35.在一个字符串(1<=字符串长度<=10000，全部由字母组成)中找到第一个只出现一次的字符,并返回它的位置

``````public int FirstNotRepeatingChar(String str) {
if (str == null || str.length() == 0)
return -1;
char[] c = str.toCharArray();

for(char item : c) {
if(hash.containsKey(item))
hash.put(item, hash.get(item)+1);
else
hash.put(item, 1);
}

for(int i = 0;i < str.length(); i++){
if (hash.get(str.charAt(i)) == 1) {
return i;
}
}
return -1;
}
``````

36.在数组中的两个数字，如果前面一个数字大于后面的数字，则这两个数字组成一个逆序对。输入一个数组,求出这个数组中的逆序对的总数P

``````int count = 0;
public int InversePairs(int [] array) {
if(array==null)
return 0;
mergeSort(array,0,array.length-1);
return count;
}

private void mergeSort(int[] data,int start,int end) {
int mid = (start + end) / 2;
if (start < end) {
mergeSort(data, start, mid);
mergeSort(data, mid + 1, end);
merge(data, start, mid, end);
}
}

public void merge(int[] data,int start,int mid,int end) {
int arr[] = new int[end - start + 1];
int c = 0;
int s = start;
int index = mid + 1;
while (start <= mid && index <= end) {
if (data[start] < data[index]) {
arr[c++] = data[start++];
} else {
arr[c++] = data[index++];
count += mid +1 - start;
count %= 1000000007;
}
}

while (start <= mid) {
arr[c++] = data[start++];
}

while (index <= end) {
arr[c++] = data[index++];
}

for (int d : arr) {
data[s++] = d;
}
}
``````

37.输入两个链表，找出它们的第一个公共结点。

``````// 不需要遍历链表的解法
while (p1 != p2){
p1 = (p1 != null ? p1.nextNode : pHead2);
p2 = (p2 != null ? p2.nextNode : pHead1);
}
return p1;
}
``````

38.统计一个数字在排序数组中出现的次数。

``````public int GetNumberOfK(int[] array,int k) {
int result=0;
int mid = array.length/2;

if(array==null || array.length == 0)
return 0;
if(array.length == 1) {
if(array[0] == k)
return 1;
else
return 0;
}

if(k < array[mid])
result += GetNumberOfK(Arrays.copyOfRange(array, 0, mid),k);
else if(k > array[mid])
result += GetNumberOfK(Arrays.copyOfRange(array, mid, array.length),k);
else {
for(int i = mid;i < array.length;i++) {
if(array[i] == k)
result++;
else
break;
}

for(int i = mid - 1;i >= 0;i--) {
if(array[i] == k)
result++;
else
break;
}
}

return result;
}
``````

39.输入一棵二叉树，求该树的深度。从根结点到叶结点依次经过的结点（含根、叶结点）形成树的一条路径，最长路径的长度为树的深度。

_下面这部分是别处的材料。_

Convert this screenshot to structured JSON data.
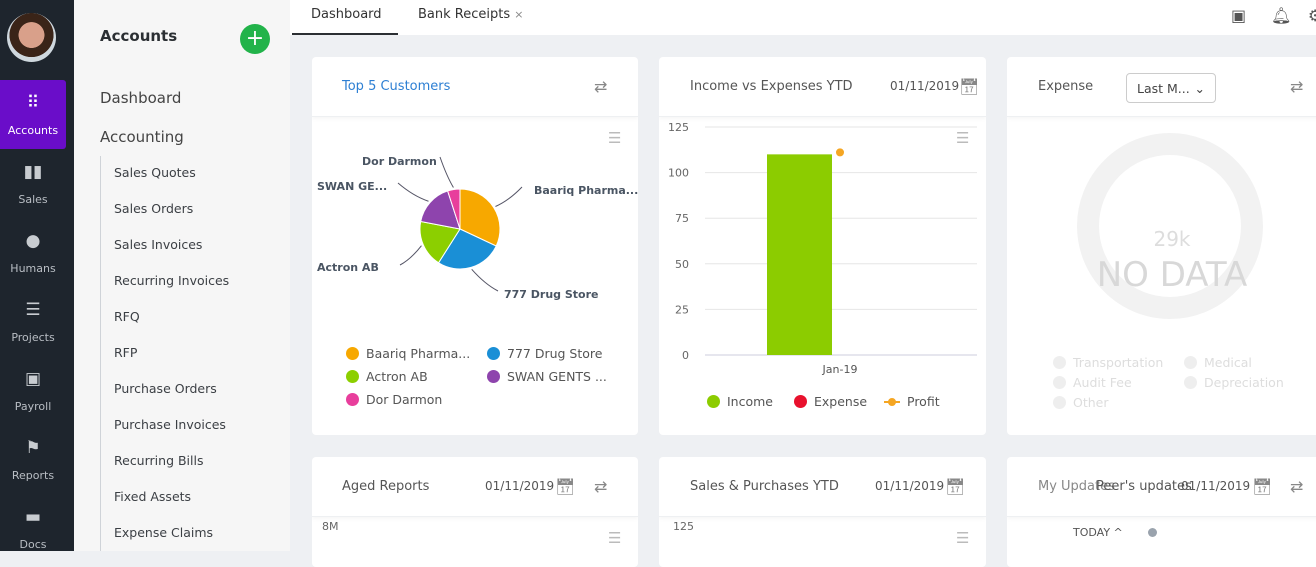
{
  "rail": {
    "items": [
      {
        "label": "Accounts",
        "icon": "grid-icon",
        "active": true
      },
      {
        "label": "Sales",
        "icon": "bar-chart-icon"
      },
      {
        "label": "Humans",
        "icon": "person-icon"
      },
      {
        "label": "Projects",
        "icon": "stack-icon"
      },
      {
        "label": "Payroll",
        "icon": "wallet-icon"
      },
      {
        "label": "Reports",
        "icon": "flag-icon"
      },
      {
        "label": "Docs",
        "icon": "folder-icon"
      }
    ]
  },
  "nav": {
    "title": "Accounts",
    "add_label": "+",
    "dashboard": "Dashboard",
    "accounting": "Accounting",
    "items": [
      "Sales Quotes",
      "Sales Orders",
      "Sales Invoices",
      "Recurring Invoices",
      "RFQ",
      "RFP",
      "Purchase Orders",
      "Purchase Invoices",
      "Recurring Bills",
      "Fixed Assets",
      "Expense Claims"
    ]
  },
  "tabs": [
    {
      "label": "Dashboard",
      "active": true
    },
    {
      "label": "Bank Receipts",
      "close": "×"
    }
  ],
  "cards": {
    "top5": {
      "title": "Top 5 Customers"
    },
    "income": {
      "title": "Income vs Expenses YTD",
      "date": "01/11/2019"
    },
    "expense": {
      "title": "Expense",
      "select": "Last M...",
      "center_value": "29k",
      "no_data": "NO DATA",
      "legend": [
        "Transportation",
        "Medical",
        "Audit Fee",
        "Depreciation",
        "Other"
      ]
    },
    "aged": {
      "title": "Aged Reports",
      "date": "01/11/2019",
      "ytick": "8M"
    },
    "salespurch": {
      "title": "Sales & Purchases YTD",
      "date": "01/11/2019",
      "ytick": "125"
    },
    "updates": {
      "title_a": "My Updates",
      "title_b": "Peer's updates",
      "date": "01/11/2019",
      "today": "TODAY ^"
    }
  },
  "chart_data": [
    {
      "type": "pie",
      "title": "Top 5 Customers",
      "labels": [
        "Baariq Pharma...",
        "777 Drug Store",
        "Actron AB",
        "SWAN GENTS ...",
        "Dor Darmon"
      ],
      "slice_labels": [
        "Baariq Pharma...",
        "777 Drug Store",
        "Actron AB",
        "SWAN GE...",
        "Dor Darmon"
      ],
      "values": [
        32,
        27,
        19,
        17,
        5
      ],
      "colors": [
        "#f7a800",
        "#1a8fd6",
        "#8ccf00",
        "#8e44ad",
        "#e83e9c"
      ],
      "legend": "bottom"
    },
    {
      "type": "bar",
      "title": "Income vs Expenses YTD",
      "categories": [
        "Jan-19"
      ],
      "series": [
        {
          "name": "Income",
          "values": [
            110
          ],
          "color": "#8ccc00"
        },
        {
          "name": "Expense",
          "values": [
            0
          ],
          "color": "#e8112d"
        },
        {
          "name": "Profit",
          "values": [
            110
          ],
          "color": "#f5a623",
          "kind": "point"
        }
      ],
      "yticks": [
        "0",
        "25",
        "50",
        "75",
        "100",
        "125"
      ],
      "ylim": [
        0,
        125
      ],
      "grid": true,
      "legend": "bottom"
    }
  ]
}
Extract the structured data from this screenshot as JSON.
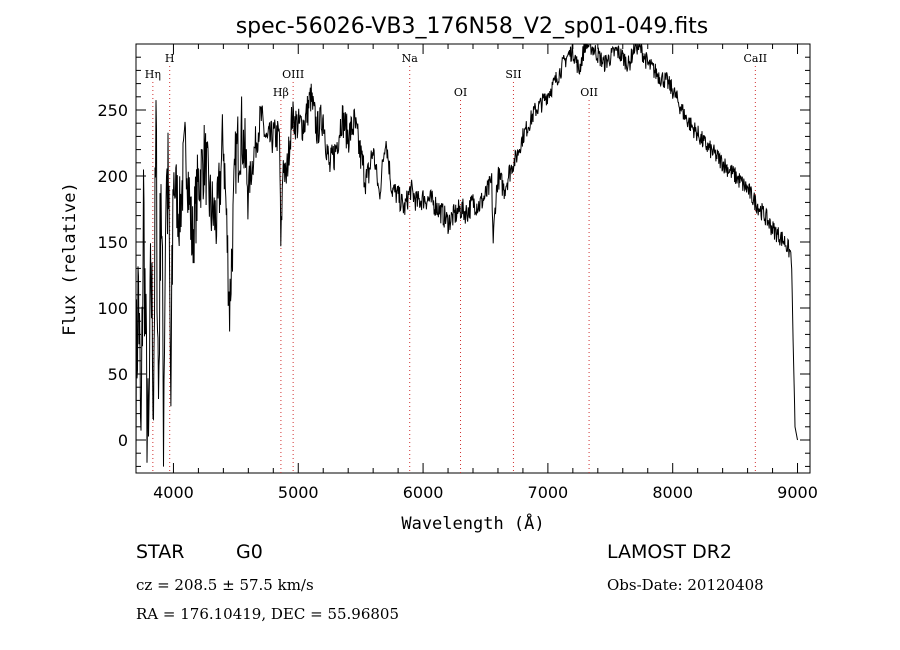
{
  "chart_data": {
    "type": "line",
    "title": "spec-56026-VB3_176N58_V2_sp01-049.fits",
    "xlabel": "Wavelength (Å)",
    "ylabel": "Flux (relative)",
    "xlim": [
      3700,
      9100
    ],
    "ylim": [
      -25,
      300
    ],
    "xticks": [
      4000,
      5000,
      6000,
      7000,
      8000,
      9000
    ],
    "yticks": [
      0,
      50,
      100,
      150,
      200,
      250
    ],
    "series": [
      {
        "name": "flux",
        "x": [
          3700,
          3720,
          3740,
          3760,
          3780,
          3800,
          3820,
          3840,
          3860,
          3880,
          3900,
          3920,
          3940,
          3960,
          3980,
          4000,
          4050,
          4100,
          4150,
          4200,
          4250,
          4300,
          4350,
          4400,
          4450,
          4500,
          4550,
          4600,
          4650,
          4700,
          4750,
          4800,
          4850,
          4860,
          4880,
          4900,
          4950,
          5000,
          5050,
          5100,
          5150,
          5200,
          5250,
          5300,
          5350,
          5400,
          5450,
          5500,
          5550,
          5600,
          5650,
          5700,
          5750,
          5800,
          5850,
          5900,
          5950,
          6000,
          6050,
          6100,
          6150,
          6200,
          6250,
          6300,
          6350,
          6400,
          6450,
          6500,
          6550,
          6562,
          6580,
          6600,
          6650,
          6700,
          6750,
          6800,
          6850,
          6900,
          6950,
          7000,
          7050,
          7100,
          7150,
          7200,
          7250,
          7300,
          7350,
          7400,
          7450,
          7500,
          7550,
          7600,
          7650,
          7700,
          7750,
          7800,
          7850,
          7900,
          7950,
          8000,
          8050,
          8100,
          8150,
          8200,
          8250,
          8300,
          8350,
          8400,
          8450,
          8500,
          8550,
          8600,
          8650,
          8700,
          8750,
          8800,
          8850,
          8900,
          8950,
          8980,
          9000
        ],
        "values": [
          40,
          120,
          -15,
          180,
          60,
          -20,
          130,
          40,
          230,
          30,
          210,
          20,
          200,
          180,
          25,
          200,
          170,
          225,
          150,
          195,
          215,
          175,
          165,
          230,
          100,
          215,
          235,
          190,
          220,
          245,
          225,
          230,
          230,
          145,
          215,
          195,
          245,
          238,
          240,
          260,
          235,
          245,
          205,
          220,
          245,
          230,
          240,
          215,
          195,
          220,
          185,
          230,
          190,
          185,
          175,
          190,
          180,
          183,
          182,
          178,
          172,
          165,
          170,
          175,
          172,
          180,
          178,
          185,
          195,
          150,
          180,
          200,
          190,
          205,
          215,
          230,
          240,
          250,
          255,
          262,
          270,
          280,
          290,
          295,
          280,
          300,
          298,
          292,
          285,
          290,
          295,
          290,
          284,
          300,
          295,
          285,
          280,
          275,
          272,
          265,
          255,
          245,
          238,
          232,
          225,
          220,
          215,
          210,
          205,
          200,
          195,
          190,
          182,
          175,
          168,
          160,
          155,
          150,
          140,
          10,
          0
        ]
      }
    ],
    "line_markers": [
      {
        "label": "Hη",
        "x": 3835,
        "row": 2
      },
      {
        "label": "H",
        "x": 3970,
        "row": 1
      },
      {
        "label": "Hβ",
        "x": 4861,
        "row": 3
      },
      {
        "label": "OIII",
        "x": 4959,
        "row": 2
      },
      {
        "label": "Na",
        "x": 5893,
        "row": 1
      },
      {
        "label": "OI",
        "x": 6300,
        "row": 3
      },
      {
        "label": "SII",
        "x": 6724,
        "row": 2
      },
      {
        "label": "OII",
        "x": 7330,
        "row": 3
      },
      {
        "label": "CaII",
        "x": 8662,
        "row": 1
      }
    ]
  },
  "footer": {
    "object_class": "STAR",
    "subclass": "G0",
    "survey": "LAMOST DR2",
    "cz": "cz = 208.5 ± 57.5 km/s",
    "obs_date": "Obs-Date: 20120408",
    "coords": "RA = 176.10419, DEC =  55.96805"
  },
  "colors": {
    "line": "#000000",
    "marker": "#d03030",
    "background": "#ffffff"
  }
}
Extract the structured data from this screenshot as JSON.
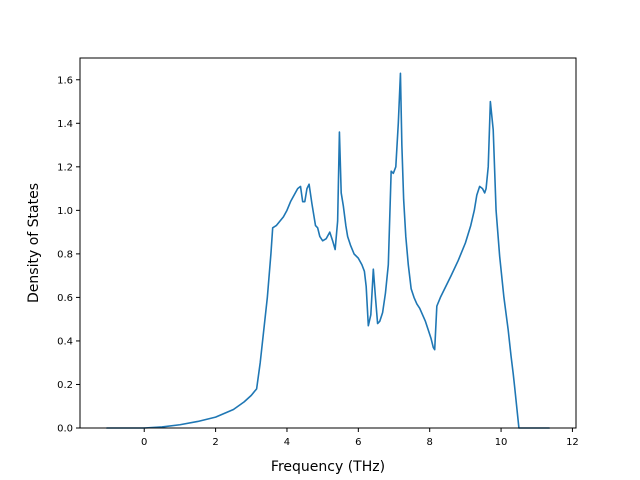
{
  "chart_data": {
    "type": "line",
    "title": "",
    "xlabel": "Frequency (THz)",
    "ylabel": "Density of States",
    "xlim": [
      -1.8,
      12.1
    ],
    "ylim": [
      0.0,
      1.7
    ],
    "xticks": [
      0,
      2,
      4,
      6,
      8,
      10,
      12
    ],
    "yticks": [
      0.0,
      0.2,
      0.4,
      0.6,
      0.8,
      1.0,
      1.2,
      1.4,
      1.6
    ],
    "xtick_labels": [
      "0",
      "2",
      "4",
      "6",
      "8",
      "10",
      "12"
    ],
    "ytick_labels": [
      "0.0",
      "0.2",
      "0.4",
      "0.6",
      "0.8",
      "1.0",
      "1.2",
      "1.4",
      "1.6"
    ],
    "grid": false,
    "series": [
      {
        "color": "#1f77b4",
        "x": [
          -1.05,
          -0.5,
          0.0,
          0.5,
          1.0,
          1.5,
          2.0,
          2.5,
          2.8,
          3.0,
          3.15,
          3.25,
          3.35,
          3.45,
          3.55,
          3.6,
          3.7,
          3.8,
          3.9,
          4.0,
          4.1,
          4.2,
          4.3,
          4.38,
          4.44,
          4.5,
          4.56,
          4.62,
          4.7,
          4.8,
          4.86,
          4.92,
          5.0,
          5.1,
          5.2,
          5.28,
          5.35,
          5.42,
          5.47,
          5.52,
          5.58,
          5.65,
          5.7,
          5.78,
          5.88,
          6.0,
          6.1,
          6.17,
          6.22,
          6.28,
          6.35,
          6.42,
          6.48,
          6.54,
          6.6,
          6.68,
          6.76,
          6.84,
          6.92,
          6.98,
          7.05,
          7.12,
          7.18,
          7.22,
          7.27,
          7.33,
          7.4,
          7.48,
          7.56,
          7.64,
          7.72,
          7.8,
          7.88,
          7.96,
          8.04,
          8.1,
          8.14,
          8.2,
          8.3,
          8.45,
          8.6,
          8.8,
          9.0,
          9.15,
          9.25,
          9.32,
          9.4,
          9.48,
          9.54,
          9.58,
          9.64,
          9.7,
          9.78,
          9.86,
          9.96,
          10.08,
          10.2,
          10.28,
          10.34,
          10.38,
          10.5,
          11.0,
          11.35
        ],
        "y": [
          0.0,
          0.0,
          0.0,
          0.005,
          0.015,
          0.03,
          0.05,
          0.085,
          0.12,
          0.15,
          0.18,
          0.3,
          0.45,
          0.6,
          0.8,
          0.92,
          0.93,
          0.95,
          0.97,
          1.0,
          1.04,
          1.07,
          1.1,
          1.11,
          1.04,
          1.04,
          1.1,
          1.12,
          1.03,
          0.93,
          0.92,
          0.88,
          0.86,
          0.87,
          0.9,
          0.86,
          0.82,
          0.95,
          1.36,
          1.08,
          1.02,
          0.93,
          0.88,
          0.84,
          0.8,
          0.78,
          0.75,
          0.72,
          0.65,
          0.47,
          0.52,
          0.73,
          0.6,
          0.48,
          0.49,
          0.53,
          0.62,
          0.75,
          1.18,
          1.17,
          1.2,
          1.4,
          1.63,
          1.3,
          1.05,
          0.88,
          0.75,
          0.64,
          0.6,
          0.57,
          0.55,
          0.52,
          0.49,
          0.45,
          0.41,
          0.37,
          0.36,
          0.56,
          0.6,
          0.65,
          0.7,
          0.77,
          0.85,
          0.93,
          1.0,
          1.07,
          1.11,
          1.1,
          1.08,
          1.1,
          1.2,
          1.5,
          1.37,
          1.0,
          0.79,
          0.6,
          0.45,
          0.33,
          0.25,
          0.19,
          0.0,
          0.0,
          0.0
        ]
      }
    ]
  }
}
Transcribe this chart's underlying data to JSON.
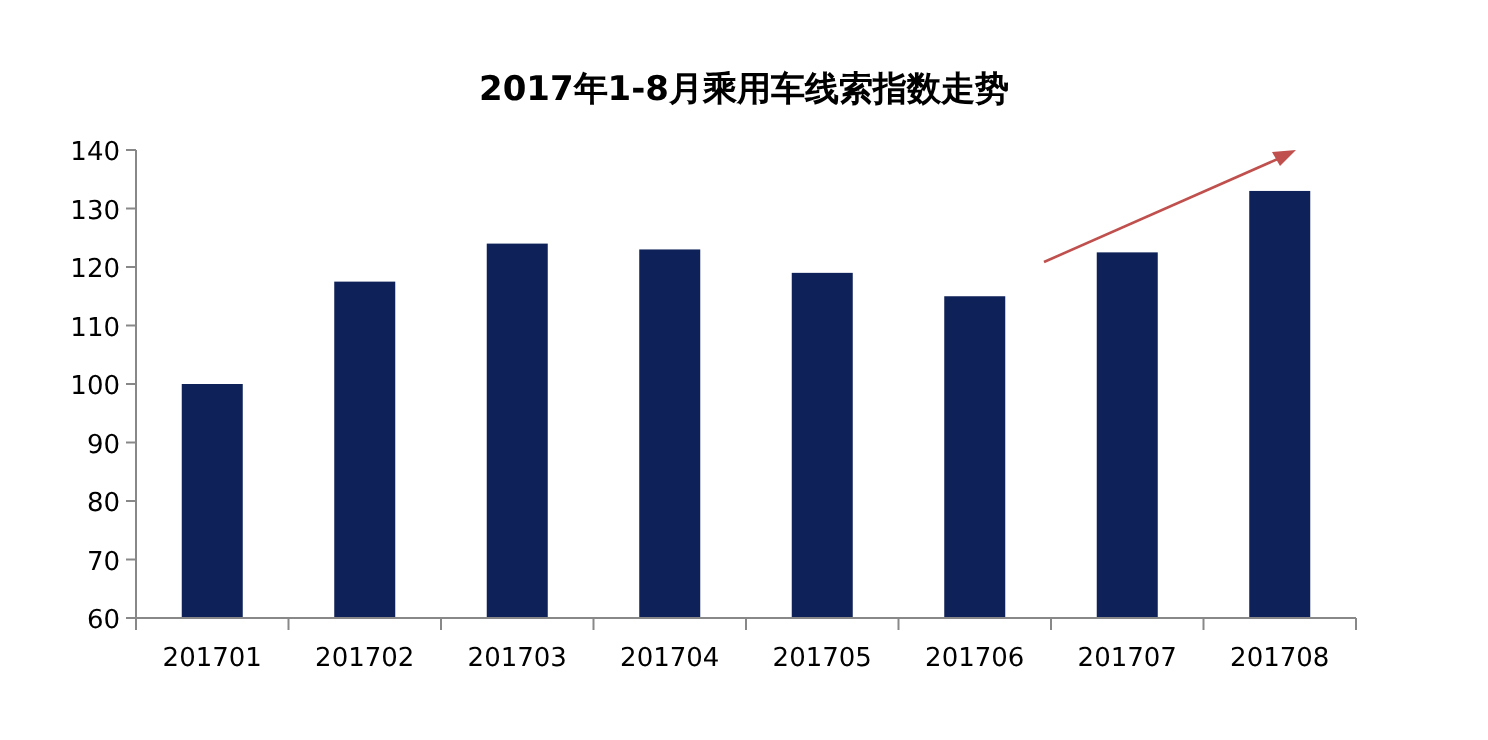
{
  "chart_data": {
    "type": "bar",
    "title": "2017年1-8月乘用车线索指数走势",
    "categories": [
      "201701",
      "201702",
      "201703",
      "201704",
      "201705",
      "201706",
      "201707",
      "201708"
    ],
    "values": [
      100,
      117.5,
      124,
      123,
      119,
      115,
      122.5,
      133
    ],
    "color": "#0e2158",
    "ylim": [
      60,
      140
    ],
    "yticks": [
      60,
      70,
      80,
      90,
      100,
      110,
      120,
      130,
      140
    ],
    "grid": false
  }
}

``````public int TreeDepth(TreeNode root) {
if (root == null)
return 0;

int left = TreeDepth(root.left);
int right = TreeDepth(root.right);
return left > right ? left + 1 : right + 1;
}
``````

39.1输入一棵二叉树，判断该二叉树是否是平衡二叉树。

``````public boolean IsBalanced_Solution(TreeNode root) {
if (root == null)
return true;
int left = getDepth(root.left);
int right = getDepth(root.right);
int diff = left - right;
if (diff >= -1 && diff <= 1) {
return true;
}
return false;
}

public int getDepth(TreeNode root) {
if (root == null)
return 0;
int depth = 0;
int leftNode = getDepth(root.left);
int rightNode = getDepth(root.right);
depth = leftNode > rightNode ? leftNode : rightNode;
return depth + 1;
}
``````

40.一个整型数组里除了两个数字之外，其他的数字都出现了两次。请写程序找出这两个只出现一次的数字。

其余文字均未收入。